Security researchers Noam Rotem and Ran Locar discovered that YouHodler exposed thousands of financial information without users knowing. The research team found the database leak as part of its web-mapping project.
YouHolder is a cryptocurrency lending platform which claims that it had served over 3,500 customers. It also claims to have provided more than $10 million loans to its customers.
According to a report published by Tech Crunch, the YouHodler database contained 86 million records. The researchers revealed the cause of the leak stemmed from the company’s failure to issue password protection for its server. Rotem and Locar’s research team also discovered computer logs and commands as well as user histories and interactions.
Aside from the user histories, personal user information such as customer names, credit card numbers, and expiry dates remained unencrypted. Other compromised information available for hackers included credit verification numbers, addresses, bank accounts, transaction amounts, and SWIFT codes.
The team also revealed that the unencrypted data contained some phone numbers and passport information. Birthdays, nationalities, crypto wallet addresses, and ID numbers also remained visible during the breach. Based on the findings of Rotem and Locar, countries affected include Canada, France, Russia, the UK, and the United States.

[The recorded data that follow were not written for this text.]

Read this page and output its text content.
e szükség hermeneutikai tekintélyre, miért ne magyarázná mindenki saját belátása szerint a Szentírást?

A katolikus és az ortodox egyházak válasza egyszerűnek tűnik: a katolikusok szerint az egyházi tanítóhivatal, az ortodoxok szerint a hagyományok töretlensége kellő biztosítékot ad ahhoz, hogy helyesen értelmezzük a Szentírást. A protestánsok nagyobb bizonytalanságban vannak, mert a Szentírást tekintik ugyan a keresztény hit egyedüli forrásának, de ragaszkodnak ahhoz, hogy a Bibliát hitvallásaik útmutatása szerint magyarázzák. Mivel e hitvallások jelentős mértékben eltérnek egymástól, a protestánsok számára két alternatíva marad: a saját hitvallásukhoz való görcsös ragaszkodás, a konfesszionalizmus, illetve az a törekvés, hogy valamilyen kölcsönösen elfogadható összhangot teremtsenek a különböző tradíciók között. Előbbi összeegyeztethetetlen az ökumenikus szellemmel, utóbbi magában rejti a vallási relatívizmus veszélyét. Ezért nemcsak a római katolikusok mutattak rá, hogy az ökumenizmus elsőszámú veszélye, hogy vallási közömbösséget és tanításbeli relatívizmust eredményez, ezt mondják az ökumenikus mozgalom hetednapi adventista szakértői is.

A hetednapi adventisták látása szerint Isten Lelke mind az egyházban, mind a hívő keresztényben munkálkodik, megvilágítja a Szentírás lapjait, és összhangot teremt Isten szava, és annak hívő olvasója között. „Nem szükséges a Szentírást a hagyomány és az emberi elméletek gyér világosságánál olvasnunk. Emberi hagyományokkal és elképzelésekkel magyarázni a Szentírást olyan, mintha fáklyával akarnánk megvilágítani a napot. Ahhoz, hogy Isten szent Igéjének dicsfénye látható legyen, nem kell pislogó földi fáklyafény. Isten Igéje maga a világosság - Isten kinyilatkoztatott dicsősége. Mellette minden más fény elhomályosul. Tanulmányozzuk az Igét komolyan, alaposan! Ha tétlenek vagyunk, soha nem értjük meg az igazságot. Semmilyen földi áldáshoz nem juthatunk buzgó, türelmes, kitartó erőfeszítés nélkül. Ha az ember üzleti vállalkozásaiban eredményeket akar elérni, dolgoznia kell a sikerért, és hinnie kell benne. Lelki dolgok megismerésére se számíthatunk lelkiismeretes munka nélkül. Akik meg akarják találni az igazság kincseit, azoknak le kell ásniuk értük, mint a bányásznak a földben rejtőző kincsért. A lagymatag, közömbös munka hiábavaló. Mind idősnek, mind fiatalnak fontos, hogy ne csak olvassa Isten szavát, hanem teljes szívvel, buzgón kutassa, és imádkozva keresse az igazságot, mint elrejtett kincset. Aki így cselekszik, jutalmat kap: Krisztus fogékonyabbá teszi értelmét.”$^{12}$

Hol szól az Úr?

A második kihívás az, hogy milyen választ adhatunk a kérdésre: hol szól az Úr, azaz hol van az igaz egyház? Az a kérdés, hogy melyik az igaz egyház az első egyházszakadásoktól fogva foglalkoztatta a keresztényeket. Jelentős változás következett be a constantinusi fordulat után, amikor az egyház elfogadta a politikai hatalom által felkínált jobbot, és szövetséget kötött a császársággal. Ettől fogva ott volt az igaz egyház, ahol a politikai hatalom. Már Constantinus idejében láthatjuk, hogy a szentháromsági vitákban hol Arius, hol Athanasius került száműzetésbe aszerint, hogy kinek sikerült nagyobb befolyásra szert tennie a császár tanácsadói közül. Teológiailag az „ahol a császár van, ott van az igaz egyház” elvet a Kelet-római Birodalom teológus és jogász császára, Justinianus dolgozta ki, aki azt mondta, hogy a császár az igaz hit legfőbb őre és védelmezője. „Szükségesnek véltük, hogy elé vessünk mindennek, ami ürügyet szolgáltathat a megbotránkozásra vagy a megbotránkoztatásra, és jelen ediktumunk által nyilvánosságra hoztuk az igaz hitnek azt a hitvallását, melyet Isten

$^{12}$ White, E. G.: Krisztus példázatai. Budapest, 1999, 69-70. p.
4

In total, the database housed more than 86 million records from the data lending firm. This includes records from successful transactions or loan approvals.
Tech Crunch says the researchers find “information included in the database makes stealing a user’s identity a simple task.” However, in VpnMentor’s own blog post, the researchers revealed that despite the massive error by YouHodler, “no one was affected.”
VpnMentor states that it immediately contacted YouHodler last July 22, 2019. CoinDesk notes that company replied a day later, on July 23, 2019. The company also proceeded to fix the issue.
Without the immediate action of the cryptocurrency platform, researchers believe the unencrypted server could result in “serious consequence” to customers.
CoinDesk reports that the crypto lending startup issued a statement regarding the hot issue. It said that it “understands user data is potentially at risk of being compromised from outside the platform.” Following this, the company implemented two-factor authentication and email verification to ensure “there’re no vulnerabilities in our systems.”
Tech Crunch reached out to the crypto startup’s chief executive officer Ilya Volkov for a follow-up statement about the incident. However, the news site states the company did not reach out for further comments regarding the issue.